And no, I didn't miss the Strobist.com lesson you're referring to. I've gone over all of those basic lessons at least twice. I use fill all the time. But my point is that it sure isn't easy to get a catchlight in the right spot if you don't take the flash off the camera. It's always going to be at roughly 12 o'clock on the eyes unless you tilt it (which is funky in any case, and I don't like it), and if you're shooting someone from below and up, life gets even nastier because now those lights are coming from below. And shooting at the tele range it gets closer to the centre of the eye too. Unless it's PP'd later, I'd much rather just get the darn catchlights in the right place in the first place; somewhere off-centre and above the horizontal centre of the eyes. Plus, getting it off camera outdoors can give you the wonderful option of just blasting a flash and over-powering the ambient, with nice directional light coming from off-camera.
 
Here's a link to a short video of Denis Reggie, describing why he often uses a single, hot-shoe-mounted, on-camera flash to create beautiful lighting. Tip of the Week with Denis Reggie - Foofing!*|*The Pictage Blog

Not bad if you have a camera that goes to incredible ISO levels without turning a picture into garbage.
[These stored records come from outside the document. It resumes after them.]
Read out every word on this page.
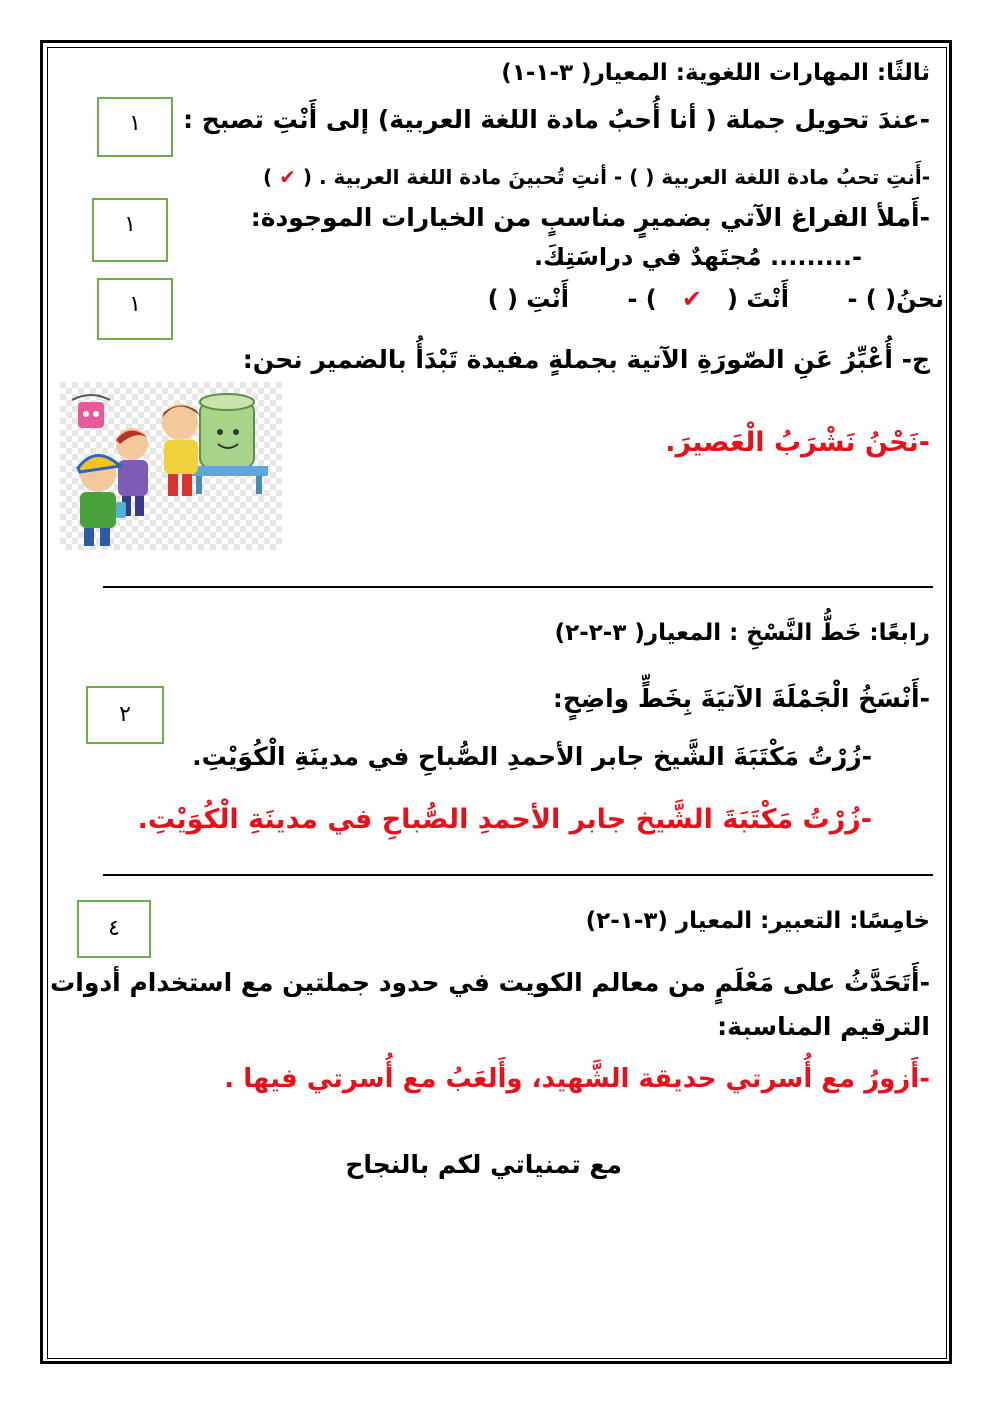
ثالثًا: المهارات اللغوية: المعيار( ٣-١-١)
-عندَ تحويل جملة ( أنا أُحبُ مادة اللغة العربية) إلى أَنْتِ تصبح :
١
-أَنتِ تحبُ مادة اللغة العربية ( ) - أنتِ تُحبينَ مادة اللغة العربية . ( ✔ )
-أَملأ الفراغ الآتي بضميرٍ مناسبٍ من الخيارات الموجودة:
١
-......... مُجتَهدٌ في دراسَتِكَ.
نحنُ( ) -       أَنْتَ (   ✔   ) -       أَنْتِ ( )
١
ج- أُعْبِّرُ عَنِ الصّورَةِ الآتية بجملةٍ مفيدة تَبْدَأُ بالضمير نحن:
-نَحْنُ نَشْرَبُ الْعَصيرَ.
رابعًا: خَطُّ النَّسْخِ : المعيار( ٣-٢-٢)
-أَنْسَخُ الْجَمْلَةَ الآتيَةَ بِخَطٍّ واضِحٍ:
٢
-زُرْتُ مَكْتَبَةَ الشَّيخ جابر الأحمدِ الصُّباحِ في مدينَةِ الْكُوَيْتِ.
-زُرْتُ مَكْتَبَةَ الشَّيخ جابر الأحمدِ الصُّباحِ في مدينَةِ الْكُوَيْتِ.
خامِسًا: التعبير: المعيار (٣-١-٢)
٤
-أَتَحَدَّثُ على مَعْلَمٍ من معالم الكويت في حدود جملتين مع استخدام أدوات
الترقيم المناسبة:
-أَزورُ مع أُسرتي حديقة الشَّهيد، وأَلعَبُ مع أُسرتي فيها .
مع تمنياتي لكم بالنجاح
But for someone who "often" uses this technique, his online portfolio has just a couple of images which are shot with a flash, all of which are backed up so much by great natural lighting and high ISO that the flash is barely visible and possibly could have been omitted in favour of a bit of dodging in photoshop.

Great if you can do it. Shame someone who is about to buy their first flash is unlikely to have such a nice camera body though.